All of these elements were heard in happier balance in Mozart's familiar Piano Quartet in E-flat major, K. 493, though the performance didn't let you slip back into mere enjoyment. The normally graceful passage work had Bach-like toughness in Wosner's hands. Parts that usually sigh and swoon instead revealed greater underlying musical integrity. The piece's emotional range wasn't tempered by surface charm. Mozart shouldn't always be played this way, but I'm grateful to have heard this.

Wosner is emerging as an increasingly important artist: His excellent debut disc on the Onyx label juxtaposes piano miniatures by Brahms and Schoenberg - who had far more in common than one would think - though with a yielding performance manner that didn't prepare me for the domineering personality heard Friday in Dvorak's Piano Quartet, Op. 87.
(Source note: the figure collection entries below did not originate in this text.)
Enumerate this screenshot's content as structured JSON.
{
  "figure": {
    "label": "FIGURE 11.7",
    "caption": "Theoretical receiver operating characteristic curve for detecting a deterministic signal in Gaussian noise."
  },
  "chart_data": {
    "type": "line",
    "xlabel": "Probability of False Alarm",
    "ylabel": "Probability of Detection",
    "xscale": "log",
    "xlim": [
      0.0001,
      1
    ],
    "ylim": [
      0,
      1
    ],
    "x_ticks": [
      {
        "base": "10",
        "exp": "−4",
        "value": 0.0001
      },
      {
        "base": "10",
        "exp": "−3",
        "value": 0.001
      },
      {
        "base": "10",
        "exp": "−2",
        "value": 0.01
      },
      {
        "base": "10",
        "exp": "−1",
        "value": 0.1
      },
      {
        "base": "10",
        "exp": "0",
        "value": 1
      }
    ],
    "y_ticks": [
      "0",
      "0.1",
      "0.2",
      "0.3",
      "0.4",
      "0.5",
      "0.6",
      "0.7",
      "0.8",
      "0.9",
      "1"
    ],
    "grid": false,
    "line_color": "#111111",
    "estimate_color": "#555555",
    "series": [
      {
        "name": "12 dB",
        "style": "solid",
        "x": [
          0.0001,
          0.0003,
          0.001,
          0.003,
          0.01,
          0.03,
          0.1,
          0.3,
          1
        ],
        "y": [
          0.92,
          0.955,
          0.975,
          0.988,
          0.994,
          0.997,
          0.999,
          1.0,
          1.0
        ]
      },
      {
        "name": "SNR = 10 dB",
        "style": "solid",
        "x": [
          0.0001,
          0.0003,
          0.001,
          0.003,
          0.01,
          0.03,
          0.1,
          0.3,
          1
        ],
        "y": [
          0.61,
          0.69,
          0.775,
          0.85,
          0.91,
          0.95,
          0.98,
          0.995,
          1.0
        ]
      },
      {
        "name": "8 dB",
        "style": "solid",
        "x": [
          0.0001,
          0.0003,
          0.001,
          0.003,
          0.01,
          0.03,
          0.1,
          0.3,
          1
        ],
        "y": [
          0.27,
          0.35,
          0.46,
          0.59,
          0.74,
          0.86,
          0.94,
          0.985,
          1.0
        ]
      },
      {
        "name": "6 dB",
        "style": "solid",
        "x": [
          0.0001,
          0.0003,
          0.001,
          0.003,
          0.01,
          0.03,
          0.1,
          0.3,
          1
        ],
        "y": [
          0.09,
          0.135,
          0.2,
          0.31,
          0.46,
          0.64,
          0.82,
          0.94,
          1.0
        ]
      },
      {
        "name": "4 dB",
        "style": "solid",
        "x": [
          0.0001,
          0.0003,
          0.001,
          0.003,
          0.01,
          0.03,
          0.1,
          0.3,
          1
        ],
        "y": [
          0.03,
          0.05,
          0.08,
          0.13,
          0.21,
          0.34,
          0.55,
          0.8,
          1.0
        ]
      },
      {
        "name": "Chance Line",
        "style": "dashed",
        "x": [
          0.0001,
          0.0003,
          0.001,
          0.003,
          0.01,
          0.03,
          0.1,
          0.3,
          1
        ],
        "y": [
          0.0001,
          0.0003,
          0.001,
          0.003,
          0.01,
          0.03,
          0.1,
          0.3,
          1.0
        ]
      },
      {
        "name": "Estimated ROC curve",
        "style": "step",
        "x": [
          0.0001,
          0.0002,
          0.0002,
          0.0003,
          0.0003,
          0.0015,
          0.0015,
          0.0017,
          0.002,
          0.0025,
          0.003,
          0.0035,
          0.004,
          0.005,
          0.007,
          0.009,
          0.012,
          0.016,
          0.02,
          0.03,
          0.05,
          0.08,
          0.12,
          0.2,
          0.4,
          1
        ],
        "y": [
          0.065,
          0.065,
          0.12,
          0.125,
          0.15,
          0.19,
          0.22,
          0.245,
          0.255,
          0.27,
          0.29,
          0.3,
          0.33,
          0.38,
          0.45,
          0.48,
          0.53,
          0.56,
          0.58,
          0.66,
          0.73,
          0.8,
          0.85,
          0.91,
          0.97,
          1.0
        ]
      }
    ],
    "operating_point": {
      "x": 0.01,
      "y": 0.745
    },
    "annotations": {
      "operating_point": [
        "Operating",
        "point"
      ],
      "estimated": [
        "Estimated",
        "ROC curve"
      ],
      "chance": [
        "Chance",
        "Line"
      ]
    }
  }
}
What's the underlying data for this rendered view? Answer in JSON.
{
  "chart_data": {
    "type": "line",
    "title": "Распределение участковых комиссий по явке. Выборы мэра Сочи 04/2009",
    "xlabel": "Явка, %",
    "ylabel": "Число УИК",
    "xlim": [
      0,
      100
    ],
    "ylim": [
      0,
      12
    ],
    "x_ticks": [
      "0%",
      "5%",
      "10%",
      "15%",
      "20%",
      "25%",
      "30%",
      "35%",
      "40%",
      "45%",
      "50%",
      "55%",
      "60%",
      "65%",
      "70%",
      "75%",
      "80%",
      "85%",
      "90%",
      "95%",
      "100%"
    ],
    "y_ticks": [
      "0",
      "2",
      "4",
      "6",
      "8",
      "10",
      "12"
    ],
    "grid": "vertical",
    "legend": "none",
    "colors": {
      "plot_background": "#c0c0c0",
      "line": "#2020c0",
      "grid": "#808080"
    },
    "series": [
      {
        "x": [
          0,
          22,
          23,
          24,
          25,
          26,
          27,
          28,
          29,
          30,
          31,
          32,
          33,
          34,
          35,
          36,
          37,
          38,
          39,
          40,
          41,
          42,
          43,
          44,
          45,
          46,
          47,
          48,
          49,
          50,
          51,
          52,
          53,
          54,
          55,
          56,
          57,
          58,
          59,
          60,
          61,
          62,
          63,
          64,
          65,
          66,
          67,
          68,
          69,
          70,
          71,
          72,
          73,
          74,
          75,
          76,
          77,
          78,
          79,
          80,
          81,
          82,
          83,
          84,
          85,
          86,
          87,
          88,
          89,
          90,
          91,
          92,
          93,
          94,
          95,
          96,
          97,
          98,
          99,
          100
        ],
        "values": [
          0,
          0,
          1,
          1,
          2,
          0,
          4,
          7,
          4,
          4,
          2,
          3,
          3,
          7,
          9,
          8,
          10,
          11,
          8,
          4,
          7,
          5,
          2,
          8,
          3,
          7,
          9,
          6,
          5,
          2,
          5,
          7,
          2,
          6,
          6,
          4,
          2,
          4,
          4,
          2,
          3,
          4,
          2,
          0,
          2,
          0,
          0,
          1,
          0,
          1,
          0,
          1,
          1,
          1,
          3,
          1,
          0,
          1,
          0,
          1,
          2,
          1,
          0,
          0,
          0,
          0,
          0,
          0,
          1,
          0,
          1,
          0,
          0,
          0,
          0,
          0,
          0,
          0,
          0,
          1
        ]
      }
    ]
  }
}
Not the sort of chamber pianist who envelops his collaborators with warm sonority, Wosner creates something akin to a magnetic field that draws everybody along with brisk, unsentimental tempos and a manner that, in the Dvorak, had an amplitude one associates more with Rachmaninoff. Sometimes, the music was bullied. Writ larger, the piece reveals the composer's ill-advised decisions to juxtapose palm-court fluffiness to folk-influenced exoticism that sounded almost Middle Eastern. It's good to get a break from the greatest-hits chamber works, but this one perhaps responds better to coaxing rather than to manhandling.